11 May 2016

So I got an assignment in my Computer Architecture class: Write a method in C to perform a specific matrix operation, causing as few cache misses as possible. The first question I had was of course, “how do you measure cache misses?”

Memory Tracing with Valgrind

It turns out that we won’t be measuring cache misses on any kind of real cache — instead, we’re running Valgrind’s memory access tracer (valgrind --log-fd=1 --tool=lackey -v --trace-mem=yes /path/to/binary). The tracer produces a file which has each memory address the program accesses, in order, as well as keeping track of whether it was a read, write, modify (i.e. read followed by write), or instruction load. The trace file looks like this:

I 0400d7d4,8
 M 0421c7f0,4
 L 04f6b868,8
 S 7ff0005c8,9

Each line starts with a symbol denoting the kind of access (Instruction load, Modify, Load, Store), followed by an address, and the amount of memory accessed. This trace is then fed to a cache simulator, which simulates a simplistic cache and tells us how many hypothetical cache misses we had.

Grading Process

To submit our code for grading (or to grade locally), we write code that is then compiled an executable binary that the main grader calls; the binary does not consist wholly of student code, and there is some boilerplate to make grading easier. This is very, very important, as you’ll see in a moment. The main grader program calls Valgrind’s tracer on the secondary binary (with the student code in it), and the secondary binary does the following:

  1. Check to see if the student’s method produces the correct output.
  2. Write to a marker memory location.
  3. Call the student’s method again.
  4. Write to a different marker location.
  5. Pass back to the main grader the correctness result, via environment variables.
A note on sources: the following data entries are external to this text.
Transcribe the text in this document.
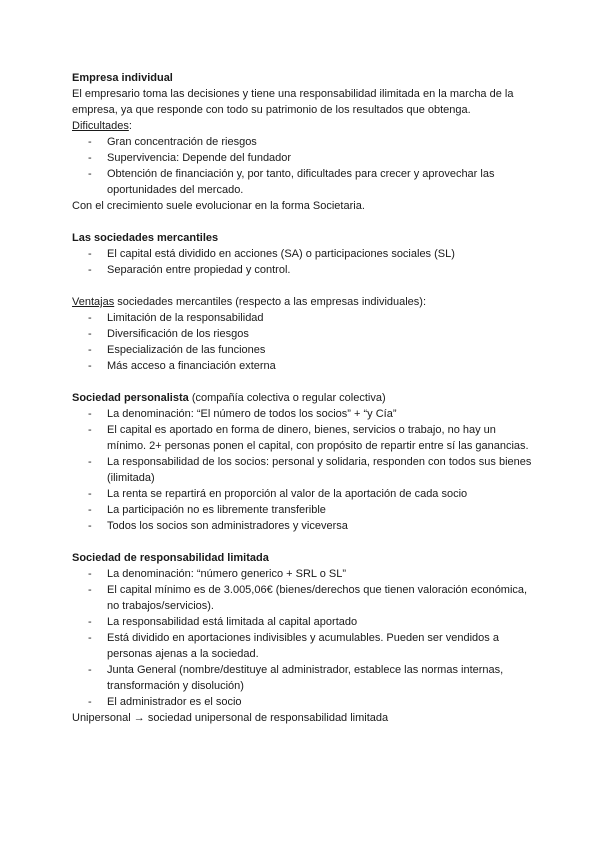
Empresa individual

El empresario toma las decisiones y tiene una responsabilidad ilimitada en la marcha de la empresa, ya que responde con todo su patrimonio de los resultados que obtenga.

Dificultades:

- Gran concentración de riesgos
- Supervivencia: Depende del fundador
- Obtención de financiación y, por tanto, dificultades para crecer y aprovechar las oportunidades del mercado.

Con el crecimiento suele evolucionar en la forma Societaria.

Las sociedades mercantiles

- El capital está dividido en acciones (SA) o participaciones sociales (SL)
- Separación entre propiedad y control.

Ventajas sociedades mercantiles (respecto a las empresas individuales):

- Limitación de la responsabilidad
- Diversificación de los riesgos
- Especialización de las funciones
- Más acceso a financiación externa

Sociedad personalista (compañía colectiva o regular colectiva)

- La denominación: “El número de todos los socios” + “y Cía”
- El capital es aportado en forma de dinero, bienes, servicios o trabajo, no hay un mínimo. 2+ personas ponen el capital, con propósito de repartir entre sí las ganancias.
- La responsabilidad de los socios: personal y solidaria, responden con todos sus bienes (ilimitada)
- La renta se repartirá en proporción al valor de la aportación de cada socio
- La participación no es libremente transferible
- Todos los socios son administradores y viceversa

Sociedad de responsabilidad limitada

- La denominación: “número generico + SRL o SL”
- El capital mínimo es de 3.005,06€ (bienes/derechos que tienen valoración económica, no trabajos/servicios).
- La responsabilidad está limitada al capital aportado
- Está dividido en aportaciones indivisibles y acumulables. Pueden ser vendidos a personas ajenas a la sociedad.
- Junta General (nombre/destituye al administrador, establece las normas internas, transformación y disolución)
- El administrador es el socio

Unipersonal → sociedad unipersonal de responsabilidad limitada
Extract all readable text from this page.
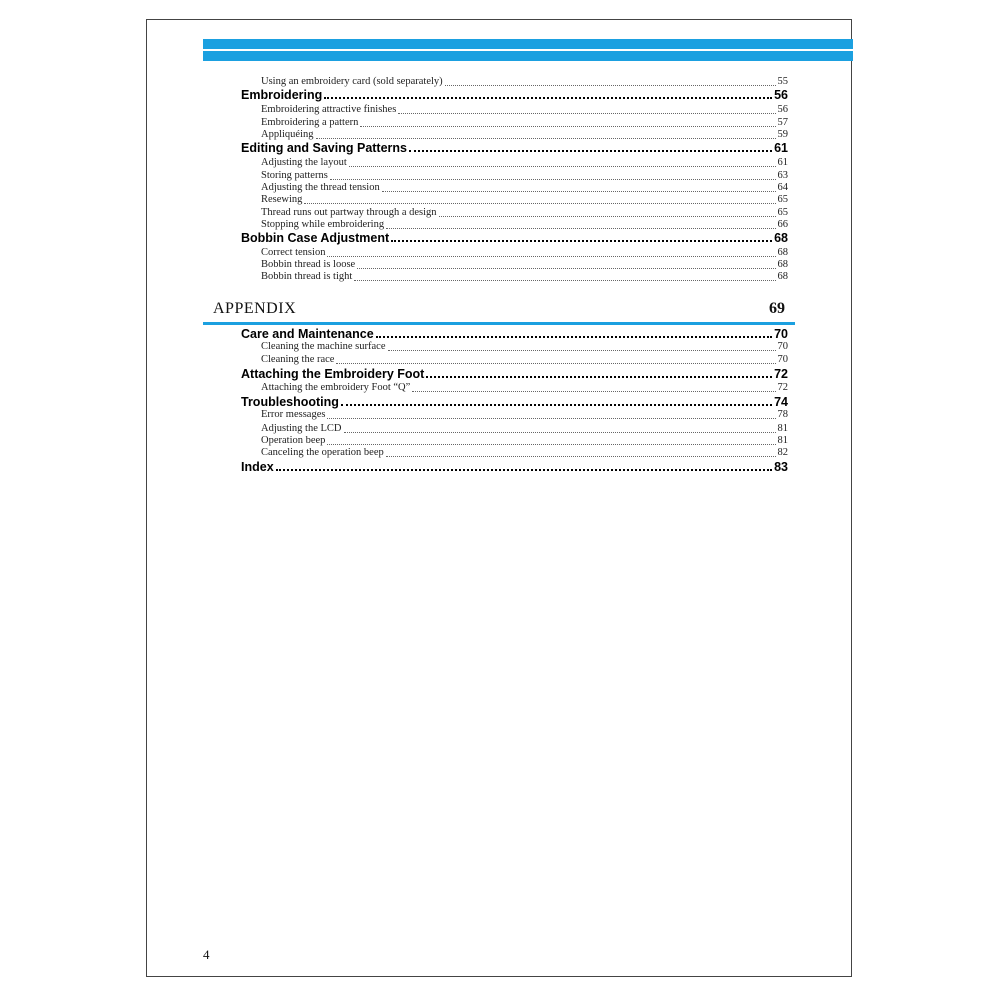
Using an embroidery card (sold separately)	55
Embroidering	56
Embroidering attractive finishes	56
Embroidering a pattern	57
Appliquéing	59
Editing and Saving Patterns	61
Adjusting the layout	61
Storing patterns	63
Adjusting the thread tension	64
Resewing	65
Thread runs out partway through a design	65
Stopping while embroidering	66
Bobbin Case Adjustment	68
Correct tension	68
Bobbin thread is loose	68
Bobbin thread is tight	68
APPENDIX	69
Care and Maintenance	70
Cleaning the machine surface	70
Cleaning the race	70
Attaching the Embroidery Foot	72
Attaching the embroidery Foot “Q”	72
Troubleshooting	74
Error messages	78
Adjusting the LCD	81
Operation beep	81
Canceling the operation beep	82
Index	83
4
The main grader then looks for the beginning and ending marker locations in the memory trace, and feeds just that segment to the cache simulator, using the rsults of that for grading.

Being Naughty With My Grader

So let’s look at the source for the secondary binary, shall we? In the header file that student code #includes for some convinience methods:

/* Markers used to bound trace regions of interest */

/*Later on...*/
for (i=0; i < func_counter; i++) {
		(*func_list[i].func_ptr)(M, N, A, B);
		MARKER_END = 34;

Quick, what’s wrong with this code, security-wise?

The markers aren’t static! If I declare some volatile char’s with the right names in my code, they will point to the same symbols as the markers, so if I write to MARKER_END on the first line of my turned-in method, it looks like I had almost zero cache misses.

And that’s how I created the ‘magic’ algorithm that achieved a record-setting 2 cache misses over an entire 64×64 array.